Maintenant on retrouve surtout de nombreux “gros” films en salle, qu’en est-il des films moins “grand public” ?

 C’est une des difficultés, sur l’art et essai par exemple, néanmoins, nous nous sommes engagés à faire preuve de solidarité, ce qui veut dire sortir un maximum de films, pour soutenir tout le monde. Sachant qu’on les sort, dans des conditions moins favorables qu’avant, et que s’ils ne font pas assez d’entrées, on ne les garde, bien évidemment, pas très longtemps en salle.
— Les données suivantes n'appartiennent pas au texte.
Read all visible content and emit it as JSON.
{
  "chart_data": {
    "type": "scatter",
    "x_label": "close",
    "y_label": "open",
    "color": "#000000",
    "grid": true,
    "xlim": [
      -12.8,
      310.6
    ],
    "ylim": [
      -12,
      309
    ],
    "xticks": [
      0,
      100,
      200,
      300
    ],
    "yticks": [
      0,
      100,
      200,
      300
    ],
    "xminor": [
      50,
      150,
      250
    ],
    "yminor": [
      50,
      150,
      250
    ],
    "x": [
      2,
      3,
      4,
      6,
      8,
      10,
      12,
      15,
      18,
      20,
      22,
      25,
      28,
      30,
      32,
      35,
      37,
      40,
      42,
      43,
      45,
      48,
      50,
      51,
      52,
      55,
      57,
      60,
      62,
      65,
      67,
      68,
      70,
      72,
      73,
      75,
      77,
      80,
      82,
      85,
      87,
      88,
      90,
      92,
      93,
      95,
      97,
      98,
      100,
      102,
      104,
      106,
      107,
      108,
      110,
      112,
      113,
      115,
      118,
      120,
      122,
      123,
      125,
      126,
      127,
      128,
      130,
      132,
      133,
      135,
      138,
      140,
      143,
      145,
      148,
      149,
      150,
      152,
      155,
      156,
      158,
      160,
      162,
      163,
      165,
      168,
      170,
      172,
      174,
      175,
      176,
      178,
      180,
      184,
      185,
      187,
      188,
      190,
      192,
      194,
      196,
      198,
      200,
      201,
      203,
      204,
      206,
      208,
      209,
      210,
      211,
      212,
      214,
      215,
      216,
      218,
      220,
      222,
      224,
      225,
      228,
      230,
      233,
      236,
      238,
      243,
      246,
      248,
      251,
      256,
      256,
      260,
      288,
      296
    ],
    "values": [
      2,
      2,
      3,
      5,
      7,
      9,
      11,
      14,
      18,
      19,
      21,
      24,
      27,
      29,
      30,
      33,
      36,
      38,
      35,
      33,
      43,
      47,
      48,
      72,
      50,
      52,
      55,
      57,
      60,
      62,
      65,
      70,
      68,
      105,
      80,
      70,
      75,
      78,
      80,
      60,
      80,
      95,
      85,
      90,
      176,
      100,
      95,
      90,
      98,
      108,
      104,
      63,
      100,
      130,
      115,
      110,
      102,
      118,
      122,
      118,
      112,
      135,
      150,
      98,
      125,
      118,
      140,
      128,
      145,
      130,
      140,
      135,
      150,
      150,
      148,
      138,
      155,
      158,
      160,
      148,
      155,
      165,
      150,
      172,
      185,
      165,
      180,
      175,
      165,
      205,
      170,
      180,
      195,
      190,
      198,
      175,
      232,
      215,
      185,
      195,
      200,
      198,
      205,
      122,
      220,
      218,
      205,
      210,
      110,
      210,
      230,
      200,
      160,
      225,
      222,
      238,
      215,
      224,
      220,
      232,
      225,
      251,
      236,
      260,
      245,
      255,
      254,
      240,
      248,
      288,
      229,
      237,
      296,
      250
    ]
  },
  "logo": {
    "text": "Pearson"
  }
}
C’est un peu la difficulté, nous sommes dans une phase au cours de laquelle il faut “absorber” tous ces films et cela va encore durer plusieurs mois avant de retrouver une régulation.

Ne pensez-vous pas qu’il soit dommage de devoir « désengranger » tous ces films rapidement en salle, cela ne dénature-t-il pas avec le 7ème art ?

Le problème est que, pour des distributeurs, il s’agit d’une situation de survie, si on ne sort pas leurs films et qu’ils n’ont pas de recettes, économiquement cela les met en péril, donc il faut de toute façon qu’ils les sortent, qu’ils puissent continuer de travailler.

Avec le développement des plateformes de SVOD cela n’a-t-il pas accentué ce phénomène ?

 N’est-ce pas un mal pour un bien ? Les séries sont très nombreuses sur les plateformes et souvent de très bonne qualité mais cela est plus rare pour les films et je ne vous cache pas que certains distributeurs espèrent sortir directement leurs films sur une plateforme. Dans les temps à venir je pense qu’il y aura une régulation entre les plateformes et la salle.

Donc cela deviendra deux entités qui cohabitent dans le même domaine ?

Je ne pense pas que nous arrivions à une situation de concurrence mais davantage à une  “organisation”, une régulation au regard de la typologie des films qui auront leur place au cinéma et d’autres qui partiront vers la plateforme. Cela ne date pas d’aujourd’hui, on dit déjà depuis longtemps qu’« il y a trop de films ». Et il faut noter que certaines sorties en salle n’ont pas le niveau technique pour cela, le cinéma, c’est un degré d’exigence dans la fabrication, dans la construction d’un scénario, d’une histoire or, aujourd’hui malheureusement, ils ne sont pas toujours très bons et je ne sais pas si c’est à la salle de cinéma de les sortir.

Quelle plus-value apporte la salle de cinéma ?

 Elle aura toujours cet avantage d’offrir une expérience qui est différente de la télévision, il faudrait avoir une très grande maison pour se retrouver dans les mêmes conditions qu’une salle de cinéma, ce qui est plutôt rare. Cela reste une expérience, une sortie, un lieu finalement de partage collectif, c’est toujours agréable de se retrouver dans une salle pleine et de vivre le film ensemble.

Pour conclure et ce sera ma dernière question : votre situation économique va-t-elle mieux depuis cette rentrée ?

 Pour le moment c’est encore un peu compliqué, on a eu des aides pendant la fermeture or elles n’ont pas couvert l’ensemble de notre activité et nous restons en dessous de notre ancien fonctionnement. Mais cela ne veut pas dire que nous sommes en déséquilibre. On fait 80% de notre chiffre d’affaires, cela veut dire moins de trésorerie et moins de capacité à investir dans nos cinémas où dans nos projets, c’est économiquement frustrant, mais on vit avec la conviction et l’espoir que cela va s’améliorer.

Ce qui pourrait redonner confiance ce serait le fait de passer une année entière sans confinement, et les esprits seront plus libérés.